Kararda, 9 emniyet işçisinin de olayda yaralandığı da belirtilerek, “idarenin/idarelerin bu konulara ait hizmet kusurunun bulunmadığı sonucuna varılmıştır” sözü kullanıldı.
Kararda, yaralıların üzerine polisin biber gazı sıkması konusunda da şu yorum yapıldı:
“Olay sonrasında emniyet mensuplarınca biber gazı kullanıldığı savları hakkında ise gaz kullanımının bu hususta sertifikalı güvenlik vazifelileri tarafından gerekli görüldüğü için yapıldığı, Ön İnceleme Raporun’nda Gaz kullanımı hakkında soruşturma müsaadesi verilmemesi gerektiği tarafında raporlama yapıldığı görülmüştür.”
Pozitif yükümlülük de yok
Kararda, devletin, yetki alanındaki bireylerin güvenliğini sağlamak konusunda müspet yükümlülüğünün bulunduğu belirtilerek, şöyle devam edildi:
“Pozitif yükümlülük bulunmakla birlikte dava konusu olayda olduğu üzere, idari faaliyetle direkt nedensellik bağı bulunmayan ve temelde insan davranışlarının evvelce bilinemez yahut öngörülemez oluşuyla temaslı olarak meydana gelen toplumsal olaylarda, yönetimlerin oluşan gerçek ziyanı tazmin etmekle yükümlü kılınmalarını gerektirecek biçimde yorumlanmasına hukuken imkan bulunmamaktadır”

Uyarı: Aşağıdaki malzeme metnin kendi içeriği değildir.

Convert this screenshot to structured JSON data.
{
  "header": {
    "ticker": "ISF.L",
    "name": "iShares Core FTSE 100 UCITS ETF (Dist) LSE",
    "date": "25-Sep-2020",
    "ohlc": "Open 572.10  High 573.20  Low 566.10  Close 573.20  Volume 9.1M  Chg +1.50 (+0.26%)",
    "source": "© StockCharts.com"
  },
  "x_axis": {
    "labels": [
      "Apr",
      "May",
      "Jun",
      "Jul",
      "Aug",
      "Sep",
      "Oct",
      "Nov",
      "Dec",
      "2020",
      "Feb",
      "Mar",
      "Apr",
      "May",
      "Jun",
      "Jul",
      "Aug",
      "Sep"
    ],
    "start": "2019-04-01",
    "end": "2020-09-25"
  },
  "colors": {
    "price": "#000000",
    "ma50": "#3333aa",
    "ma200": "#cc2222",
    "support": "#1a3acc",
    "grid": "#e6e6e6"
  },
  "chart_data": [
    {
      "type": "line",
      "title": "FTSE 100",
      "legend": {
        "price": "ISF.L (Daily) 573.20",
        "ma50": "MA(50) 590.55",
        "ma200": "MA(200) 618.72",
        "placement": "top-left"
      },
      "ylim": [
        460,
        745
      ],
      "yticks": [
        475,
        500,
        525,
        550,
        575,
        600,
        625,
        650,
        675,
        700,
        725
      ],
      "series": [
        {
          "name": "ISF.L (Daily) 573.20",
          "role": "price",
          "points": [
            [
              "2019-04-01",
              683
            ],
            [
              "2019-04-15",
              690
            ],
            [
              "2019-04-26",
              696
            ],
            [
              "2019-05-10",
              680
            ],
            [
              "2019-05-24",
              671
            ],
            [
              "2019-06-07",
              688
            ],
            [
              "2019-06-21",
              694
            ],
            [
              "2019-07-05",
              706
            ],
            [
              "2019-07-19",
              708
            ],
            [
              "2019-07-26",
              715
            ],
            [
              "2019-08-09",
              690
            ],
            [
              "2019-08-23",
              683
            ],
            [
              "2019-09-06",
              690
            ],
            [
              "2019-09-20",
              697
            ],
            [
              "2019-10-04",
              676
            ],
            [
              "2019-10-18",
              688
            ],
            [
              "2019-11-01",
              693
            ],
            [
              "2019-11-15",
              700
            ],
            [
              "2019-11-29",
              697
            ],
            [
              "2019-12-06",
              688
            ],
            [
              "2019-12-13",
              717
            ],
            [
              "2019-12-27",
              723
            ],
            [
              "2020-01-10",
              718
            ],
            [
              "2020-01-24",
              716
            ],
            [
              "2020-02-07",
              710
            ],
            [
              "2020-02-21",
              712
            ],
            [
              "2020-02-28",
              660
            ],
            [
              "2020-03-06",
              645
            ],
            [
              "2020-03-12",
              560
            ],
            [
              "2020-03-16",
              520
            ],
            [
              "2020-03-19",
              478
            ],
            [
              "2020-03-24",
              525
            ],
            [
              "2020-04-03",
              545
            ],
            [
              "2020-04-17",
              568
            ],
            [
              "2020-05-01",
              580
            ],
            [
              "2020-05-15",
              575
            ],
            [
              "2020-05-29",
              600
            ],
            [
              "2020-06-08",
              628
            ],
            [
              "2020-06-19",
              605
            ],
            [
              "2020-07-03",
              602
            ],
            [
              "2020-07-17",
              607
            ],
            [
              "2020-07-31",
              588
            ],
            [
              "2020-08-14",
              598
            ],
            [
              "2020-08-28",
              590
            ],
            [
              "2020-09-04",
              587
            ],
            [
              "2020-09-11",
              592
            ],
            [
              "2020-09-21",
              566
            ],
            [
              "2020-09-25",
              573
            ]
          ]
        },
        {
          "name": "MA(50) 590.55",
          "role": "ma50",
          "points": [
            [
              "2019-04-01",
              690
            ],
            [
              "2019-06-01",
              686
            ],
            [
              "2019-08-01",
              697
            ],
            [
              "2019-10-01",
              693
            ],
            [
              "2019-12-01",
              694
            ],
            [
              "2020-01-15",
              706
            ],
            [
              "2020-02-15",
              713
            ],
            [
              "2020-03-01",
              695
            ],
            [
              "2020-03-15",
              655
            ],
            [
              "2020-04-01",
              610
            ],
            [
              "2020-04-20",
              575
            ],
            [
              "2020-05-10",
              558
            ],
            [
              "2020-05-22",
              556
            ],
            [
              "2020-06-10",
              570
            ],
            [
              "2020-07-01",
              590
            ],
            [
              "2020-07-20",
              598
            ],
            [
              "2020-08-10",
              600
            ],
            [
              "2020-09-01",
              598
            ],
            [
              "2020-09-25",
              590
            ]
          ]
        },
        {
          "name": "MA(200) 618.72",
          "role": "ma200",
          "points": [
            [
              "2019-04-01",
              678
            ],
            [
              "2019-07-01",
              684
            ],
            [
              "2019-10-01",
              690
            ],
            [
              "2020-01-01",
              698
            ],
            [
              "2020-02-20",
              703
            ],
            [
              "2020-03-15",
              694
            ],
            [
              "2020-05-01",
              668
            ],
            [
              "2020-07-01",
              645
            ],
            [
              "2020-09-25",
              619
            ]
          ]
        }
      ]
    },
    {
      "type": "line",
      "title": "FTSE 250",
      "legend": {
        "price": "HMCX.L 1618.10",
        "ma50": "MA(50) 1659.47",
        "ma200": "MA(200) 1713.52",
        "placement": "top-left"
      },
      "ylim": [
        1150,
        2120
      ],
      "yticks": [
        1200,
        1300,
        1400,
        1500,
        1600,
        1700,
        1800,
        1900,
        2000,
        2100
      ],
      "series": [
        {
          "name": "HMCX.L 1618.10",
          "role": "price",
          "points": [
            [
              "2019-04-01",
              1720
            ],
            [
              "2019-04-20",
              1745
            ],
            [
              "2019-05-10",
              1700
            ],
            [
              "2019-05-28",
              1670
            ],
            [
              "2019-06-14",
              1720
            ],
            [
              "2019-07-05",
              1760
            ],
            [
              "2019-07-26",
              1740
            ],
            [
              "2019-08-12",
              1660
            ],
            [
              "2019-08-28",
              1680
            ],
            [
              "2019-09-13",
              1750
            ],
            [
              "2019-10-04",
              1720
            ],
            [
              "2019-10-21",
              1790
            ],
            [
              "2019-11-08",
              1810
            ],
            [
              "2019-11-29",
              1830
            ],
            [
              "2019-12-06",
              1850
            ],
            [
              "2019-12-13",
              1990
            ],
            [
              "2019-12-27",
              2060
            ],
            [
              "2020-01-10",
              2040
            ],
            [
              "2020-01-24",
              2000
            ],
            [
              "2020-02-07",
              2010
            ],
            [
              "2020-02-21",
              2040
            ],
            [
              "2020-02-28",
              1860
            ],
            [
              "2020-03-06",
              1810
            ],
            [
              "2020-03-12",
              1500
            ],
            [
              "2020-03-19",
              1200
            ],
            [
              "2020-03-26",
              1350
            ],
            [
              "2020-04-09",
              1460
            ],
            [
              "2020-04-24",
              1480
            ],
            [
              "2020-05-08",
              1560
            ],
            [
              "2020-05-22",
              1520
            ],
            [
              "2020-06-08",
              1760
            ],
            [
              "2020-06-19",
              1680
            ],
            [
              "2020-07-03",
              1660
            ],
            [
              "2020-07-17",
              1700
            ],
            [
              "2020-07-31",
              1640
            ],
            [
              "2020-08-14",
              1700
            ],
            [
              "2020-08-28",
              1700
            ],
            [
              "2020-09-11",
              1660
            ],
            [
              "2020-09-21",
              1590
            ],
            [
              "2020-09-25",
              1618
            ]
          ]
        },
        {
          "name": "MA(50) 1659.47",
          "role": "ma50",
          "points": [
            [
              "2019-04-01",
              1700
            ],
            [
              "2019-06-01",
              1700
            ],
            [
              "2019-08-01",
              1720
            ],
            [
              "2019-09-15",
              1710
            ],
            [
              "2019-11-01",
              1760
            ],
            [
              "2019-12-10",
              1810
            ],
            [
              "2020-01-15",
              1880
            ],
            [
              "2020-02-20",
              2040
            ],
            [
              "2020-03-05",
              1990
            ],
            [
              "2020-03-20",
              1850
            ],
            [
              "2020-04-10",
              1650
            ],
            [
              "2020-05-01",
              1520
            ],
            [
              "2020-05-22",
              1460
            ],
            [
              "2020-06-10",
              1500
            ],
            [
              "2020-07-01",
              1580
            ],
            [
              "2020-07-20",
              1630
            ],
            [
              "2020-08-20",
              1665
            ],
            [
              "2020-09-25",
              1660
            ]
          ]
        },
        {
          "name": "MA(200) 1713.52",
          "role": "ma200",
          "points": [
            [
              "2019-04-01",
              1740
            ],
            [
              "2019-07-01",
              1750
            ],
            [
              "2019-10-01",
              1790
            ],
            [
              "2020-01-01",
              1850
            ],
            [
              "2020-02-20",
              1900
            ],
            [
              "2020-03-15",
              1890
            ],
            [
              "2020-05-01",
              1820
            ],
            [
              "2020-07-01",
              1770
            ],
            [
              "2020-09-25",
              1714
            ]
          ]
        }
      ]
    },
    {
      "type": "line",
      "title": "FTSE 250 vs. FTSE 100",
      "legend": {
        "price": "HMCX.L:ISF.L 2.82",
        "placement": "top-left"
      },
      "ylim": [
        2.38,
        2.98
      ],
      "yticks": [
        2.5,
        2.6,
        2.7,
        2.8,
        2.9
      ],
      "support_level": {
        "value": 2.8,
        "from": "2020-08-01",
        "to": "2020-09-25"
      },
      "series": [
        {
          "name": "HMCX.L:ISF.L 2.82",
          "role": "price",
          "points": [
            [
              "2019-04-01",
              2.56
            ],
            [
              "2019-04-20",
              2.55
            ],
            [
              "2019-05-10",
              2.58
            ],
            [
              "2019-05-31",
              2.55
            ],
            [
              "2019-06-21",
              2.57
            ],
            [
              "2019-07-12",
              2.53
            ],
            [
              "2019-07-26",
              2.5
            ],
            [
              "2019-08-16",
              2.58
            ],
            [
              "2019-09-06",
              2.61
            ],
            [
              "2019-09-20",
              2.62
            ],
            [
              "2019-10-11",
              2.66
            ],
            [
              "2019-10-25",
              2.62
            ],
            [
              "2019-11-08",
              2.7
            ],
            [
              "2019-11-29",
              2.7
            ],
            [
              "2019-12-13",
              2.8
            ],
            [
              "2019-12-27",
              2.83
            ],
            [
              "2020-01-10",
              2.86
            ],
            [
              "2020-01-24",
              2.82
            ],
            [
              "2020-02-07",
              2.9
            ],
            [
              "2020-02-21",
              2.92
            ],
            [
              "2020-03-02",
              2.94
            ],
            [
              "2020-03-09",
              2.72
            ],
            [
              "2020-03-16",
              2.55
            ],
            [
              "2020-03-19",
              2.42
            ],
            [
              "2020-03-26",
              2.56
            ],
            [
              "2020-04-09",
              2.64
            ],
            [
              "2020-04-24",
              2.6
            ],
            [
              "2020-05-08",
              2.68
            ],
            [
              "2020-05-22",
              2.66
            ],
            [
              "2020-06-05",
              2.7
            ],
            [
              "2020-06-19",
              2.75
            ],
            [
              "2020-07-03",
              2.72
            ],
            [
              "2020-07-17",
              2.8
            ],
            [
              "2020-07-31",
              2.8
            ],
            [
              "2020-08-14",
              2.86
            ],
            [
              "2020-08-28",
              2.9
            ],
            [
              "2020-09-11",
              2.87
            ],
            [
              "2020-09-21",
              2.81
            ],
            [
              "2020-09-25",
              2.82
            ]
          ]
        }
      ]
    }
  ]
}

Bu nedenle olayda idarenin/idarelerin hizmet kusuru yahut kusursuz sorumluluğunu gerektirecek rastgele bir süreç ya da aksiyonunun olmadığı vurgulandı.
Kararda, bu nedenle mağdurlar açısından çok düşük tazminat ödenmesini gerektiren ve genel olaylarda kullanılan Terör ve Terörle Uğraştan Doğan Ziyanların Karşılanması Hakkında Yönetmeliği’nin 21. Hususunun uygulanması istenildi.
Kararda, manevi tazminat istikametinden mağdurlara düşük ödeme yapıldığı, 15 bin lira tazminat yerine daha yüksek tazminat ödenmesi gerektiği de belirtildi.